From the finding or the results above, it can be clearly deduced that the p-value is 0.675906 which is way greater than the 0.05% level of significance. We cannot reject the null hypothesis in this case of no association between the number of crimes and the total enrolment variables (Goos & Meintrup, 2016) . Moreover, the correlation coefficient value from the summary output is 0.006334, indicating that a weak positive relationship exists between the two variables further supporting our finding. The graphs above also prove the same. We can, therefore, make a conclusion that there is no significant association between the number of crimes committed and the total enrollment. In other words, the rate of crime is not influenced by the enrollment number of the students; an increase in the number of students admitted does not necessarily mean that it would result in an increase in the number of crimes. 

The reason as to why I used the regression analysis method is because it gives a clear picture or a good understanding of the depended variables that are related to the independent variables, and also to show the type of relationship that exists (Darlington & Hayes, 2017). Regression analysis is very important in this case since we are interested in examining a continuous dependent variable to see whether it can be predicted from the independent variables. At the same time, regression analysis is useful in showing the causal association between the dependent and the independent variable. Two variables are said to have a causal relationship or association if the occurrence of one event affects the occurrence of the other event (Beri, 2013). In this case, the event that occurs first is called the cause, while the second event is normally referred to as the effect. 

Conclusion 

From the research that has been carried out here, based on the findings, it is pretty clear that although most students in the research study area tend to think that whenever the rate of crime is high, then more police officers are deployed in the institution and that whenever there is high enrollment, then consequently the rate of crime increases, the results prove otherwise.
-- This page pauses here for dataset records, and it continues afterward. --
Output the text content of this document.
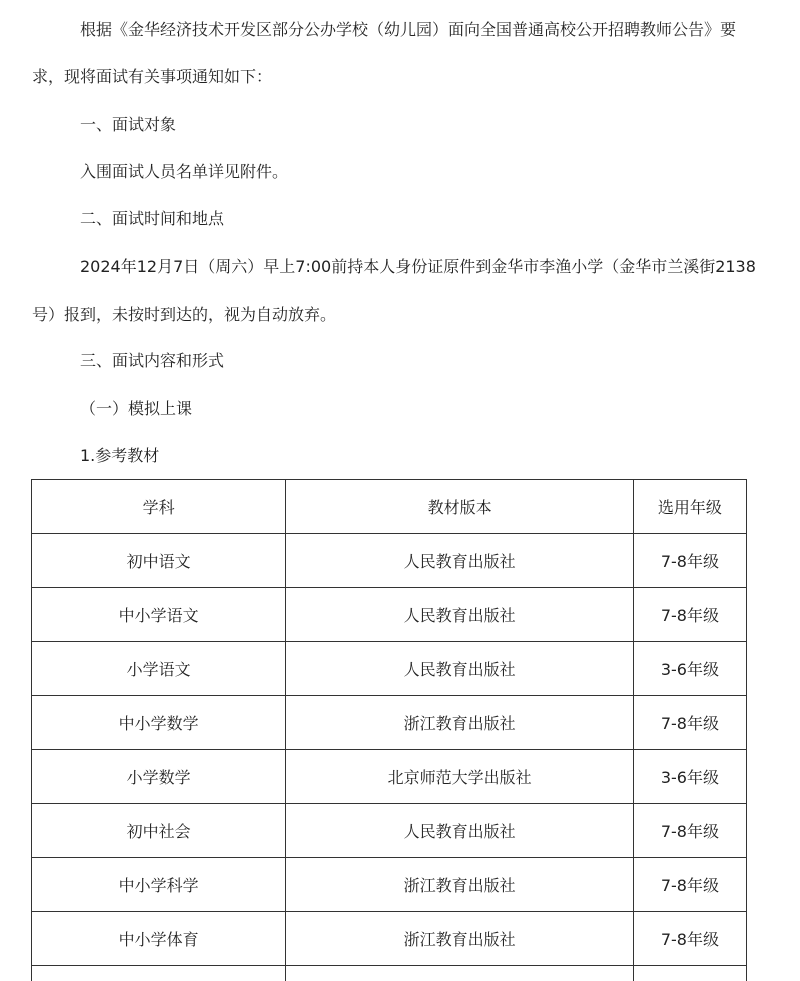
根据《金华经济技术开发区部分公办学校（幼儿园）面向全国普通高校公开招聘教师公告》要

求，现将面试有关事项通知如下：

一、面试对象

入围面试人员名单详见附件。

二、面试时间和地点

2024年12月7日（周六）早上7:00前持本人身份证原件到金华市李渔小学（金华市兰溪街2138

号）报到，未按时到达的，视为自动放弃。

三、面试内容和形式

（一）模拟上课

1.参考教材

学科	教材版本	选用年级
初中语文	人民教育出版社	7-8年级
中小学语文	人民教育出版社	7-8年级
小学语文	人民教育出版社	3-6年级
中小学数学	浙江教育出版社	7-8年级
小学数学	北京师范大学出版社	3-6年级
初中社会	人民教育出版社	7-8年级
中小学科学	浙江教育出版社	7-8年级
中小学体育	浙江教育出版社	7-8年级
Both variables are independent of the number of crimes. 

References  

Beri, G. C. (2013).  Marketing research . New Delhi: Tata McGraw-Hill. 

Coolidge, F. L., & Coolidge, F. L. (2012).  Statistics: A Gentle Introduction: A Gentle Introduction . Thousand Oaks, CA: SAGE. 

Darlington, R. B., & Hayes, A. F. (2017).  Regression analysis and linear models: Concepts, applications, and implementation . New York, NY: The Guilford Press. 

Ghilani, C. D., & Wolf, P. R. (2010).  Adjustment Computations: Spatial data analysis. Hoboken, NJ: Wiley. 

Goos, P., & Meintrup, D. (2016).  Statistics with JMP: Hypothesis tests, ANOVA, and regression . Chichester, West Sussex: John Wiley & Sons. 

Jackson, S. L. (2016).  Research methods and statistics: A critical thinking approach (5th ed.). Boston, MA: Cengage Learning. 

Moy, R. L., Chen, L.S., & Kao, L. J. (2015).  Study guide for statistics for business and financial economics: A supplement to the textbook by Cheng-Few Lee, John C. Lee and Alice C. Lee . 

Sharma, J. (2012).  Business Statistics . Pearson Education India 

Smith, G. (2011).  Essential Statistics, Regression, and Econometrics . Cambridge, MA: Academic Press. 

Wilcox, R. R. (2012).  Introduction to Robust Estimation and Hypothesis Testing . Academic Press.